The Digital Safe certified CSPN by ANSSI.

The password set by the user upon creating their account, which is used to log in to the LockSelf platform, is stored in the database after being hashed.

The PIN code defined by the user upon account creation is not stored in the database; it is only used in generating the RSA keys to encrypt the user's private key before its storage in the database.

LockPass is a tool integrated into LockSelf for storing and securing a pair of login/password credentials.

The passwords are encrypted asymmetrically using each user's RSA key pair.

Files managed via LockTransfer are encrypted symmetrically in AES256 CBC with a passphrase and the password chosen by the sender.

The files stored in LockFiles are encrypted symmetrically in AES256 CBC with a passphrase.

All network exchanges between the LockSelf server and the connected clients are made through the HTTPS protocol using at least TLS 1.2.

The use of HSTS enforces the use of HTTPS and blocks any communication done in HTTP or with a self-signed certificate.

Each LockSelf user must authenticate via two-factor authentication to access the data intended for them.

The second step of this authentication involves decrypting the user's RSA private key to validate their authentication.

Each user benefits from a unique 2048-bit RSA key pair generated upon account creation, by a call to the precompiled OpenSSL package.

The private key of this generated pair is encrypted before database storage in AES 256 CBC using salts and includes, among other things, the PIN code chosen by the client corresponding to the second step of authentication to LockSelf.

Each file stored on LockSelf is encrypted in AES256 CBC via a call to the precompiled OpenSSL binary.

The password defined by the user is included in the passphrase and is hashed in blowfish before being stored in the database to be verified during the user's authentication.

The passwords stored by the user in the LockPass tool are encrypted using each user's RSA public key.
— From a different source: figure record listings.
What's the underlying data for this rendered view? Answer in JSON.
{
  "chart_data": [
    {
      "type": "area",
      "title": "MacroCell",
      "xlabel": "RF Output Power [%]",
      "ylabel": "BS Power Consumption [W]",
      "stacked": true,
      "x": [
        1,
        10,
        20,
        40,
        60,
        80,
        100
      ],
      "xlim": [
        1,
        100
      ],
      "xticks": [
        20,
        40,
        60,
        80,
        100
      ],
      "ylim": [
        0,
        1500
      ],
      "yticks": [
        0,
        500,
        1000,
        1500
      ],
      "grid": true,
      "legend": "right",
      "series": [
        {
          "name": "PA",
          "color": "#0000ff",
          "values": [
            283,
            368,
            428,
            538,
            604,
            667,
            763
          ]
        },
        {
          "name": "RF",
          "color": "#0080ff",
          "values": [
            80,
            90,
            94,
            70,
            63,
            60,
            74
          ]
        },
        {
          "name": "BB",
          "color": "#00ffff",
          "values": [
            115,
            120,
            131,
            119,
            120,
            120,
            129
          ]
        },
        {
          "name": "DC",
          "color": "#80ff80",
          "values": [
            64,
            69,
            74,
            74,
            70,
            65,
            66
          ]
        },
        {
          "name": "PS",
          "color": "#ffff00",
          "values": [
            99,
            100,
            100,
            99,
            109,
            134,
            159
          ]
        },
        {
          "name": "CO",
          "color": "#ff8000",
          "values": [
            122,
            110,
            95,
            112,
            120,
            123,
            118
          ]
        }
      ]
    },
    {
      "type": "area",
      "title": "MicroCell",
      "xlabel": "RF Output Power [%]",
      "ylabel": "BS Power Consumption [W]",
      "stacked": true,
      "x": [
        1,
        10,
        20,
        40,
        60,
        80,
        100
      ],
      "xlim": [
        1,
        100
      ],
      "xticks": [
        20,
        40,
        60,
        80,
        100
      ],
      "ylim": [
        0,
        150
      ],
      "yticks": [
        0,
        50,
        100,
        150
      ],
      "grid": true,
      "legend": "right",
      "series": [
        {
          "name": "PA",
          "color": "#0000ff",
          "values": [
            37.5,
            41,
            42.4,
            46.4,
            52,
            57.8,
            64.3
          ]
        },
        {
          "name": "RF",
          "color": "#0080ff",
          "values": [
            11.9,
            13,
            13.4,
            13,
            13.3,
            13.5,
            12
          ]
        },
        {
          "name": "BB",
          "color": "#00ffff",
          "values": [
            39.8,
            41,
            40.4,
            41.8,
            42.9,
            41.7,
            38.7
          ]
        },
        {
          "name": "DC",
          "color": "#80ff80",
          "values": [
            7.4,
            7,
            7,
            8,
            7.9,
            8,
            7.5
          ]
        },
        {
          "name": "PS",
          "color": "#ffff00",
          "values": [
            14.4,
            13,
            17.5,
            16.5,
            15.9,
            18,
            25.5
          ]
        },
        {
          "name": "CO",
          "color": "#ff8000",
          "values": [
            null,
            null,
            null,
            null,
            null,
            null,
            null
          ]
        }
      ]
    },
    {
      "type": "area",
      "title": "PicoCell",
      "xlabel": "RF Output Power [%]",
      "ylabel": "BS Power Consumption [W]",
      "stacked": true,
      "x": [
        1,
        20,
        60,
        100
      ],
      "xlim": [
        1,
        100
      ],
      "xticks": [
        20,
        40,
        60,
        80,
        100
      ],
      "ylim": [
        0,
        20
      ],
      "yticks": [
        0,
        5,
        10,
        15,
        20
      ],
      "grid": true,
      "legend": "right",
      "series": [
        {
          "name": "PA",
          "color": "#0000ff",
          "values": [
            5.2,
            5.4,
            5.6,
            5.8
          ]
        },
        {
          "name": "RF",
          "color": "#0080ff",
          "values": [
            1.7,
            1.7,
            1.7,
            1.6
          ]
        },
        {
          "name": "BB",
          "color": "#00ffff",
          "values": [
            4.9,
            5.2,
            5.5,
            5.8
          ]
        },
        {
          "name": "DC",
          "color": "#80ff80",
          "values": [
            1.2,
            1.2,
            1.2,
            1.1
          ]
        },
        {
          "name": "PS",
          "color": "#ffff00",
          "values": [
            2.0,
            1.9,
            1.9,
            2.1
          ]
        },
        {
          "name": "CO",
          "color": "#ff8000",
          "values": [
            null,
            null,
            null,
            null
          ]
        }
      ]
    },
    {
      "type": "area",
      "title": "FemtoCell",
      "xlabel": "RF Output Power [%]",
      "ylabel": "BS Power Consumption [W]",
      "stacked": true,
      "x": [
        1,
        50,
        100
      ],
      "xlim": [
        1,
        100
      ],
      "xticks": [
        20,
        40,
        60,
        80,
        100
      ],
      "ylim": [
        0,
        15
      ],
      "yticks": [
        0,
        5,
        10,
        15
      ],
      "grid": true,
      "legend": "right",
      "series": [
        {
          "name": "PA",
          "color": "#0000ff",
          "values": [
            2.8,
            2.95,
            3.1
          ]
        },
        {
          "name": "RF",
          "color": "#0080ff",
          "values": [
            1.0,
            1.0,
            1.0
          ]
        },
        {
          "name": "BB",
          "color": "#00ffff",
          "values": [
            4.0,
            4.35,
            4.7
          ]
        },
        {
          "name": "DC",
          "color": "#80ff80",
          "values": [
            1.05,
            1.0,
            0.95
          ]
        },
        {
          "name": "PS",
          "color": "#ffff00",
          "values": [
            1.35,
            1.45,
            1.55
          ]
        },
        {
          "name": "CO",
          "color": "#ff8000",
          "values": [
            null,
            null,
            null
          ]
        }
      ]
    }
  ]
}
They are decrypted by first decrypting the user's private key, then decrypting the password itself using the user's private key.

The LockSelf server uses at least TLS 1.2 for HTTPS.

Any HTTP connection is forced to HTTPS.

The TLS server relies on an Apache2 web server (version from the Ubuntu repositories) and only accepts connections on port 443.

Access to LockSelf is done by two-factor authentication. A login/password is first required, and if correct, the 6-digit PIN code is requested.

Access to encrypted data is conditioned by knowing the PIN to decrypt the user's RSA private key.